Recursive CTEs and Hierarchical Data

Recursive CTEs enable you to process hierarchical data, such as a parts explosion (component, sub-components) or a management hierarchy (manager, employees). For more information about hierarchical data, and other ways to query hierarchical data, see Querying Hierarchical Data.

A recursive CTE allows you to join all the levels of a hierarchy without knowing in advance how many levels there are.

Overview of Recursive CTE Syntax

This section provides an overview of the syntax and how the syntax relates to the way that the recursion works:

WITH [ RECURSIVE ] <cte_name> AS
(
  <anchor_clause> UNION ALL <recursive_clause>
)
SELECT ... FROM ...;
Copy
Where:
anchor_clause

selects an initial row or set of rows that represent the top of the hierarchy. For example, if you are trying to display all the employees in a company, the anchor clause would select the President of the company.

The anchor clause is a SELECT statement and can contain any supported SQL constructs. The anchor clause cannot reference the cte_name.

recursive_clause

selects the next layer of the hierarchy based on the previous layer. In the first iteration, the previous layer is the result set from the anchor clause. In subsequent iterations, the previous layer is the most recent completed iteration.

The recursive_clause is a SELECT statement; however, the statement is restricted to projections, joins, and filters.

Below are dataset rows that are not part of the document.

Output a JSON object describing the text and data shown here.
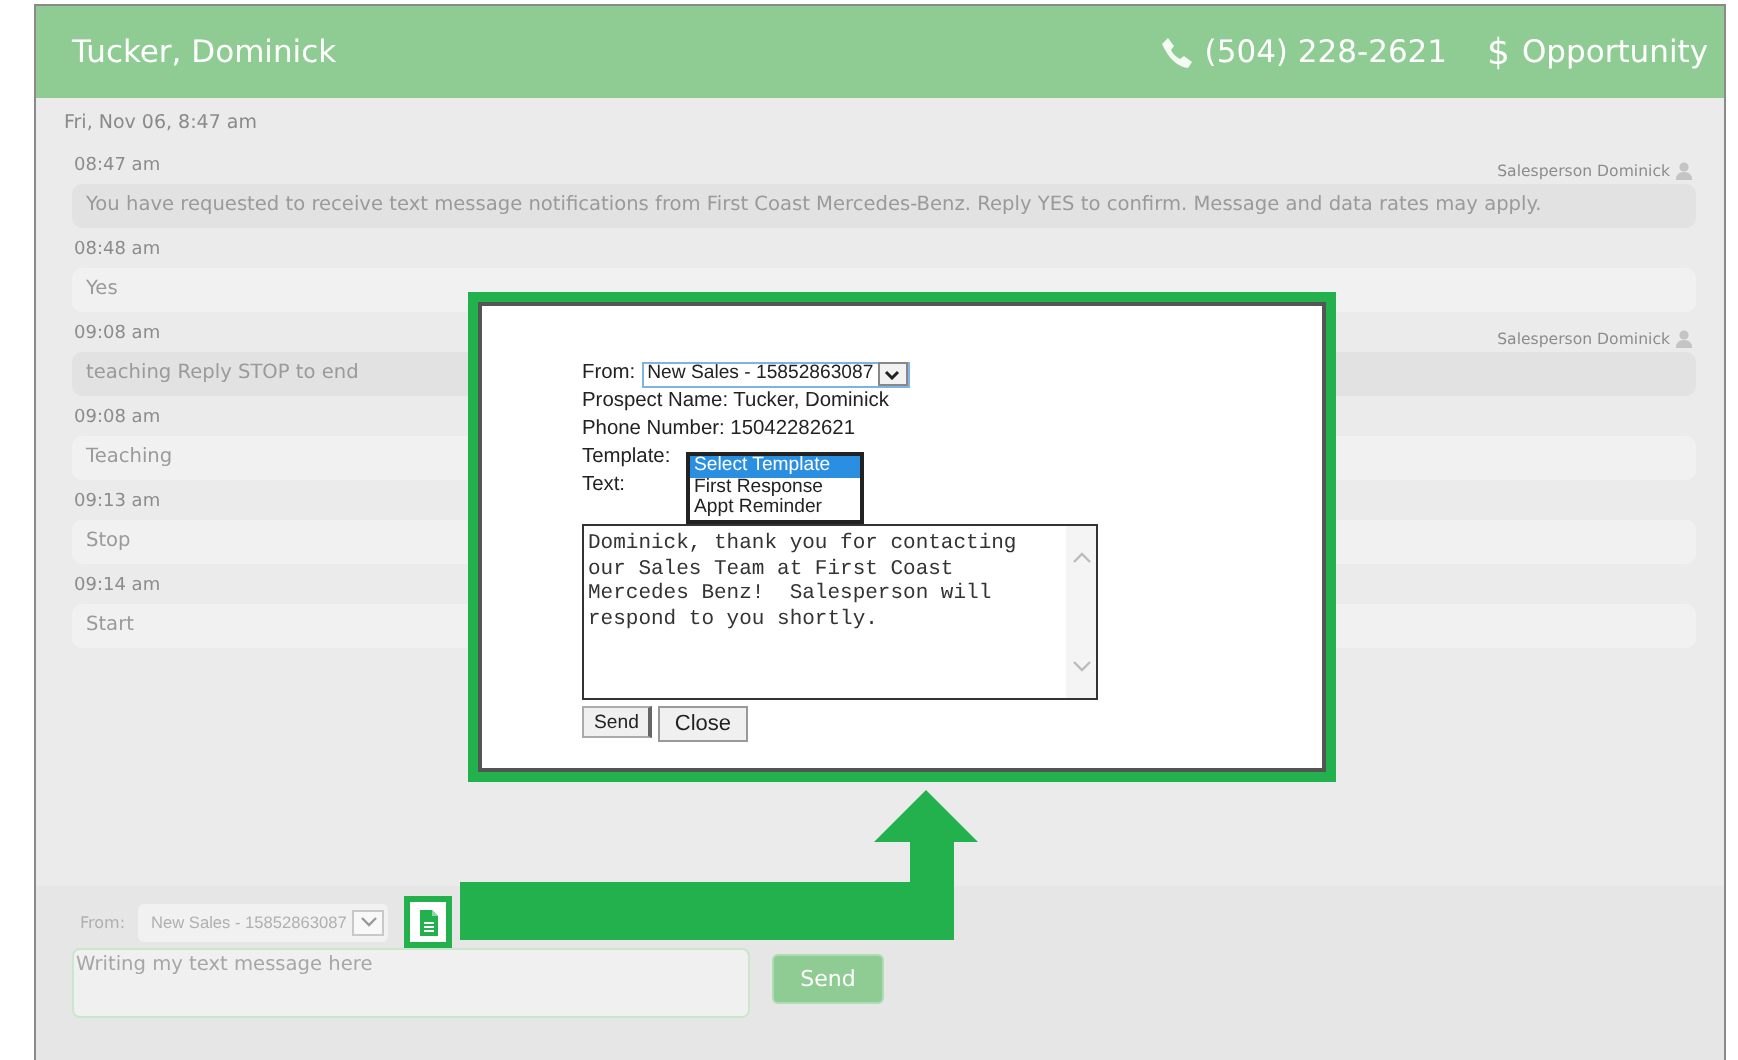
{
  "header": {
    "name": "Tucker, Dominick",
    "phone": "(504) 228-2621",
    "currency_symbol": "$",
    "status": "Opportunity"
  },
  "thread": {
    "date": "Fri, Nov 06, 8:47 am",
    "messages": [
      {
        "time": "08:47 am",
        "kind": "outgoing",
        "sender": "Salesperson Dominick",
        "text": "You have requested to receive text message notifications from First Coast Mercedes-Benz. Reply YES to confirm. Message and data rates may apply."
      },
      {
        "time": "08:48 am",
        "kind": "incoming",
        "text": "Yes"
      },
      {
        "time": "09:08 am",
        "kind": "outgoing",
        "sender": "Salesperson Dominick",
        "text": "teaching Reply STOP to end"
      },
      {
        "time": "09:08 am",
        "kind": "incoming",
        "text": "Teaching"
      },
      {
        "time": "09:13 am",
        "kind": "incoming",
        "text": "Stop"
      },
      {
        "time": "09:14 am",
        "kind": "incoming",
        "text": "Start"
      }
    ]
  },
  "dialog": {
    "from_label": "From:",
    "from_value": "New Sales - 15852863087",
    "prospect": "Prospect Name: Tucker, Dominick",
    "phone": "Phone Number: 15042282621",
    "template_label": "Template:",
    "template_options": [
      {
        "label": "Select Template",
        "selected": true
      },
      {
        "label": "First Response",
        "selected": false
      },
      {
        "label": "Appt Reminder",
        "selected": false
      }
    ],
    "text_label": "Text:",
    "text_value": "Dominick, thank you for contacting\nour Sales Team at First Coast\nMercedes Benz!  Salesperson will\nrespond to you shortly.",
    "buttons": [
      "Send",
      "Close"
    ]
  },
  "composer": {
    "from_label": "From:",
    "from_value": "New Sales - 15852863087",
    "placeholder": "Writing my text message here",
    "send": "Send"
  }
}
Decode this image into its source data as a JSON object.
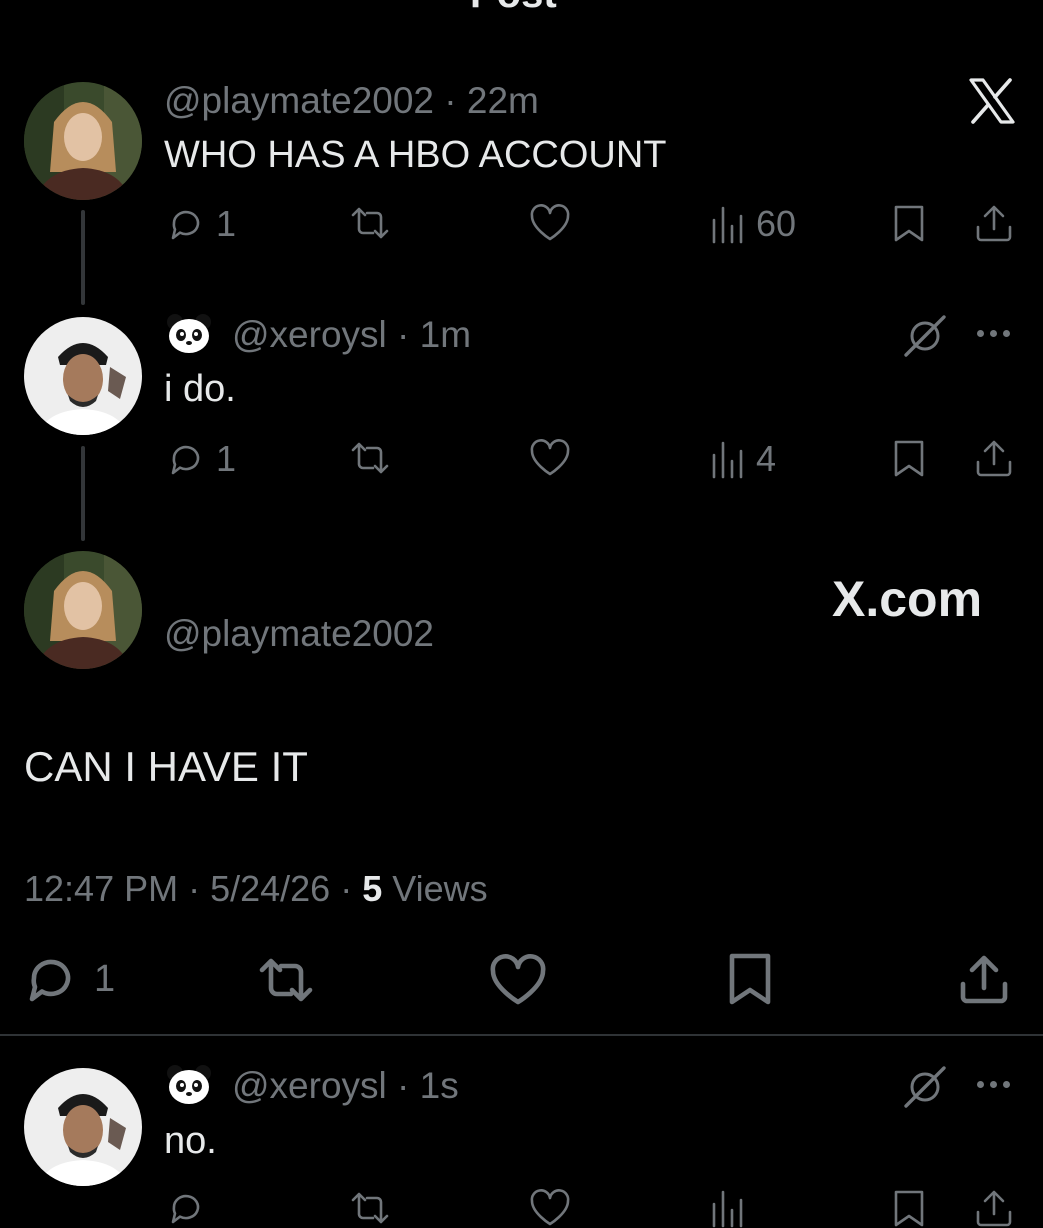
{
  "header": {
    "title": "Post"
  },
  "watermark": {
    "text": "X.com"
  },
  "posts": [
    {
      "username": "@playmate2002",
      "time": "22m",
      "text": "WHO HAS A HBO ACCOUNT",
      "replies": "1",
      "views": "60",
      "avatar_icon": "avatar-woman",
      "corner_icon": "x-logo-icon"
    },
    {
      "username": "@xeroysl",
      "time": "1m",
      "text": "i do.",
      "replies": "1",
      "views": "4",
      "avatar_icon": "avatar-man",
      "badge_icon": "panda-emoji"
    },
    {
      "username": "@xeroysl",
      "time": "1s",
      "text": "no.",
      "avatar_icon": "avatar-man",
      "badge_icon": "panda-emoji"
    }
  ],
  "focused_post": {
    "username": "@playmate2002",
    "text": "CAN I HAVE IT",
    "time": "12:47 PM",
    "date": "5/24/26",
    "views_count": "5",
    "views_label": "Views",
    "replies": "1"
  },
  "colors": {
    "background": "#000000",
    "text": "#e7e9ea",
    "muted": "#71767b",
    "divider": "#2f3336"
  }
}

In addition, the following are not allowed in the statement:

  • Aggregate or window functions.

  • GROUP BY, ORDER BY, LIMIT, or DISTINCT.

The recursive clause can reference the cte_name like a regular table or view.

For a more detailed description of the syntax, see WITH.

Logically, the recursive CTE is evaluated as follows:

  1. The anchor_clause is evaluated and its result is written to both the final result set and to a working table. The cte_name is effectively an alias to the working table; in other words, a query referencing the cte_name reads from the working table.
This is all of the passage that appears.